In fact, as became clear from a conversation with Storefront’s co-founder and COO, Adrien Kerbrat, the pop-up has effective applicability throughout the five stages of a product’s life time.
Storefront leading the way
In just a few years, Storefront has rapidly grown into a global company with offices in New York, London, Paris, Amsterdam and Hong Kong. Typical of a sharing economy business, it does not constitute an intermediary but rather a platform providing short-term retail spaces for rent to companies looking to launch a pop-up store.
Describing it as an “Airbnb, eBay and Uber rolled into one,” Professor David Bell of the Wharton School of Business explains that “Storefront matched excess capacity with the demand for capacity in an efficient and scalable way.”
At once capitalising on societies’ shift towards a culture of sharing, developments in the retail industry and the opportunities pop-up retailing has given rise to, Storefront’s online platform is remarkable because of the way in which it connects various stakeholders and forges a community:
Mall operators, landlords and developers are enabled to quickly and sustainably solve vacancy problems, diversify what can otherwise be a static retail-mix, generate foot traffic and kindle life into neighbourhoods and towns.
Start-ups and established brands are facilitated in reaching new demographics, venture into new markets in a cost-effective manner and generate revenue.
Consumers, in turn, benefit from an enhanced shopping experience.
To further improve the level of transparency in terms of pricing and availability and to develop mere transactional encounters into productive relationships between tenants and listing owners, at the start of 2018 Storefront launched a set of new messaging and booking features enabling direct communication. This is unique for online retail marketplaces.
In addition to facilitating the community in terms of qualitative and frictionless commercial estate liquidity, Storefront has been keen to develop a culture of learning through participating in seminars and with its magazine that publishes stories behind creative projects and shares insights.

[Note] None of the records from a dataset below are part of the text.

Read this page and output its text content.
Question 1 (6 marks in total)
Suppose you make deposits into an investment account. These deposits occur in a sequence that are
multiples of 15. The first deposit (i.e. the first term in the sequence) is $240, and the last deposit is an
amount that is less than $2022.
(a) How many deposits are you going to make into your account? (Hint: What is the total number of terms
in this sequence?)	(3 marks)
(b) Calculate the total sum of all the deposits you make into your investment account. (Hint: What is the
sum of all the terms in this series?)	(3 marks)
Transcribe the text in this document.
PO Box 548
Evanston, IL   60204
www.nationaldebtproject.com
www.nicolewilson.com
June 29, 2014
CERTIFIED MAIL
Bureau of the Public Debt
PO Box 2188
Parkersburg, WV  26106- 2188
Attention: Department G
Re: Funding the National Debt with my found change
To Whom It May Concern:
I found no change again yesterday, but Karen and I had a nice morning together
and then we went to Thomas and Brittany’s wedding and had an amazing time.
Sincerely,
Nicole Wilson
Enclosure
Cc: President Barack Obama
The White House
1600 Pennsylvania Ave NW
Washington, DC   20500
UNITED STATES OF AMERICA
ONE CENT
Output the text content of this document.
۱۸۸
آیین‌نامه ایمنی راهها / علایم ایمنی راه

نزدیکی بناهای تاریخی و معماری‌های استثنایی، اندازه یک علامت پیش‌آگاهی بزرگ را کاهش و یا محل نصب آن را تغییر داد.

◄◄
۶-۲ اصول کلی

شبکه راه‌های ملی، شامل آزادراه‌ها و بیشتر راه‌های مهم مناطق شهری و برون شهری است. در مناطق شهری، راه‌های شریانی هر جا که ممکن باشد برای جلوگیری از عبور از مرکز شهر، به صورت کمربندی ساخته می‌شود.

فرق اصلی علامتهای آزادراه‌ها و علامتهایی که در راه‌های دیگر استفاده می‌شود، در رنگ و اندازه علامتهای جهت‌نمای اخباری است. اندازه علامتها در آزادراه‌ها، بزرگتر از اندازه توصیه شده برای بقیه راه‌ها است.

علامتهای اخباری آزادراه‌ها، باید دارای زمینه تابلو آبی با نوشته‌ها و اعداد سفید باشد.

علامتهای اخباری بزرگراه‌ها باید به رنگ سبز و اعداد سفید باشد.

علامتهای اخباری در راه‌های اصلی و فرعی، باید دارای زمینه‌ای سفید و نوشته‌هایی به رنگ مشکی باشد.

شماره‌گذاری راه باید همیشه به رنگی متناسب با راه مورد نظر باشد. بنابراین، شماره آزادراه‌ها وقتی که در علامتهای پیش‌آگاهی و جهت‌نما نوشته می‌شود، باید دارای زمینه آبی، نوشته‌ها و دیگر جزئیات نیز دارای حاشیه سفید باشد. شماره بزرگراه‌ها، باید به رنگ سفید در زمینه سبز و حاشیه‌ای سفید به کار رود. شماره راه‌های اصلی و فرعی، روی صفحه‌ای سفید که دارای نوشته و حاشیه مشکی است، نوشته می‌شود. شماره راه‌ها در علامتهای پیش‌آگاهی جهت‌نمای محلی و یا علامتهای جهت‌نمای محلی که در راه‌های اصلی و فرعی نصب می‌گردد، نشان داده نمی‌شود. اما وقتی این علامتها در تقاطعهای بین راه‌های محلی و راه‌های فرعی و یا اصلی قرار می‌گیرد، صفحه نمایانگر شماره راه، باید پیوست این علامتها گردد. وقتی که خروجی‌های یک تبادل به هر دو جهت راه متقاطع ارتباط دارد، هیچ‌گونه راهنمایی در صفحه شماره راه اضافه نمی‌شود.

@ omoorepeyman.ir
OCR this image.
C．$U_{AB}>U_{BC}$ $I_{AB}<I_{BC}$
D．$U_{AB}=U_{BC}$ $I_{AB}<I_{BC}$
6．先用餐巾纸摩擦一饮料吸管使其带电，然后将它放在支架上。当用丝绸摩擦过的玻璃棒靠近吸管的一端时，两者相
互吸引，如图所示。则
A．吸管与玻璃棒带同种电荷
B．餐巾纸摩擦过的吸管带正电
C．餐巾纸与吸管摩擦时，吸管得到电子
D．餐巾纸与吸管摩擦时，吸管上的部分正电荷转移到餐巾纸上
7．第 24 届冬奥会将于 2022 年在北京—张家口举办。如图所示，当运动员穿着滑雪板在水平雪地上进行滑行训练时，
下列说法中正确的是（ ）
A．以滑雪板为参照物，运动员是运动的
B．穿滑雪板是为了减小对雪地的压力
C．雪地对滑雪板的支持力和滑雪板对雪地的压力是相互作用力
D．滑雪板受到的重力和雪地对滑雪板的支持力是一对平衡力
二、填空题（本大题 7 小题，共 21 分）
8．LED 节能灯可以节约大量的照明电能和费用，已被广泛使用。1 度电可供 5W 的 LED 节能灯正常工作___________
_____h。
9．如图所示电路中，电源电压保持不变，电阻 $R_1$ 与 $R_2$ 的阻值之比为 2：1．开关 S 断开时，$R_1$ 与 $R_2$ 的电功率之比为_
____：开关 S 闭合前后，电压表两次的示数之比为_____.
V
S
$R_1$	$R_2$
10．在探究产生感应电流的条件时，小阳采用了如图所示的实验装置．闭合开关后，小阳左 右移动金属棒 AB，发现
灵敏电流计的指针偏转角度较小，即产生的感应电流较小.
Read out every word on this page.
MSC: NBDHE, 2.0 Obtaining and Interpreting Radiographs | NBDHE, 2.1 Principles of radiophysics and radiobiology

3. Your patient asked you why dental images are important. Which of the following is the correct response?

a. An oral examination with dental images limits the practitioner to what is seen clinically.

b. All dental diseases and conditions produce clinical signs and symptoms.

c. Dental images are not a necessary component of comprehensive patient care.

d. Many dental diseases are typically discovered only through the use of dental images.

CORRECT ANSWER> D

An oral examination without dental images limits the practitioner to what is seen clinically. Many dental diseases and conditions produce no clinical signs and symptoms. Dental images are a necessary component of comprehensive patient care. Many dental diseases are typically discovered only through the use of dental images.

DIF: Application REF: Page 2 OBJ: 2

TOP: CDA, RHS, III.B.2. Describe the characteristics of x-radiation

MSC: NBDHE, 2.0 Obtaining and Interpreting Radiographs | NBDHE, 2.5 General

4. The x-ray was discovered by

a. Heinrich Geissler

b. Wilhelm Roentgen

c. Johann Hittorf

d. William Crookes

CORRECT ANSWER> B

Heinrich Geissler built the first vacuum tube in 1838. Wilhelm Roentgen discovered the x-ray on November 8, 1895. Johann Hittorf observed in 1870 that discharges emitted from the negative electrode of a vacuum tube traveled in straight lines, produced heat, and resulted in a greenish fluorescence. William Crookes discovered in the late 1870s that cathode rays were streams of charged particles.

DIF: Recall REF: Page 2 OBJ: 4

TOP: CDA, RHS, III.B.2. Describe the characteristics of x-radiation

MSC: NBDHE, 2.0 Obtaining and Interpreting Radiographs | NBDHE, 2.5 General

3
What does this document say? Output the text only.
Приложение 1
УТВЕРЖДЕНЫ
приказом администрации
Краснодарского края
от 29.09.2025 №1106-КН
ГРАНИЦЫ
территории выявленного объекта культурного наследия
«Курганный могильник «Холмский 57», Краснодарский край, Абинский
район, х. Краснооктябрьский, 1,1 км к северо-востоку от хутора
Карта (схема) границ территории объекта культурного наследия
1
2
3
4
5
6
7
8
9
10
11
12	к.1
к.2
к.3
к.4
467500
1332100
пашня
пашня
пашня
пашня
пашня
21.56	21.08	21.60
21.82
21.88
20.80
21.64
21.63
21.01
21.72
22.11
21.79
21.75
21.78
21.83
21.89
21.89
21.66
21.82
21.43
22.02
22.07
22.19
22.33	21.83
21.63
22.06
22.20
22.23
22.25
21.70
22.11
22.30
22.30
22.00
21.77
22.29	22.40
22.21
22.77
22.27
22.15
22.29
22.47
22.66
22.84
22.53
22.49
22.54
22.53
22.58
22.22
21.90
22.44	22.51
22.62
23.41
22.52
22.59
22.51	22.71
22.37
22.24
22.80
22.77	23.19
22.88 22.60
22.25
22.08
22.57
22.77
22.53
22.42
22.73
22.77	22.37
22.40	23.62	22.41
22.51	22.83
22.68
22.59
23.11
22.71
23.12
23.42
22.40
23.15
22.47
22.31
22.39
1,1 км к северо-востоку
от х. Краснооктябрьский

Yet, it doesn’t stop there. Co-founder and CEO Mohamed Haouache has expressed the hope that Storefront will eventually lose its Airbnb label and move towards a model which achieves rent-free pop-ups everywhere.
Anyone should have access to the tools to open a retail space. By commoditising retail, landlords could in time adopt a different commission-driven business model where a brand’s success becomes a landlord’s success. In the end, it is about freeing up creativity and giving every designer and entrepreneur opportunities to flourish.
Based on this, we would therefore say that Storefront’s root purpose is to connect the community to share the future of retail.
Storefront at the forefront
Business growth is about so much more than just expanding. It is equally about consolidating. It is about acquisition and retention. This is especially relevant in the case of Storefront.
In providing a platform for various stakeholders in the retail industry to capitalise on the opportunities provided by pop-up retailing, Storefront is a key player transforming the industry. Central to its endeavour is the notion of community, qualified by creativity and fast-track adaptability.
Looking ahead, as Storefront ventures into new markets and potentially widens its embrace to include different retail sectors and reach into other industries such as hospitality, service and education, we are curious to see how it will keep a culture of sharing alive and how it will continue to foster that sense of community.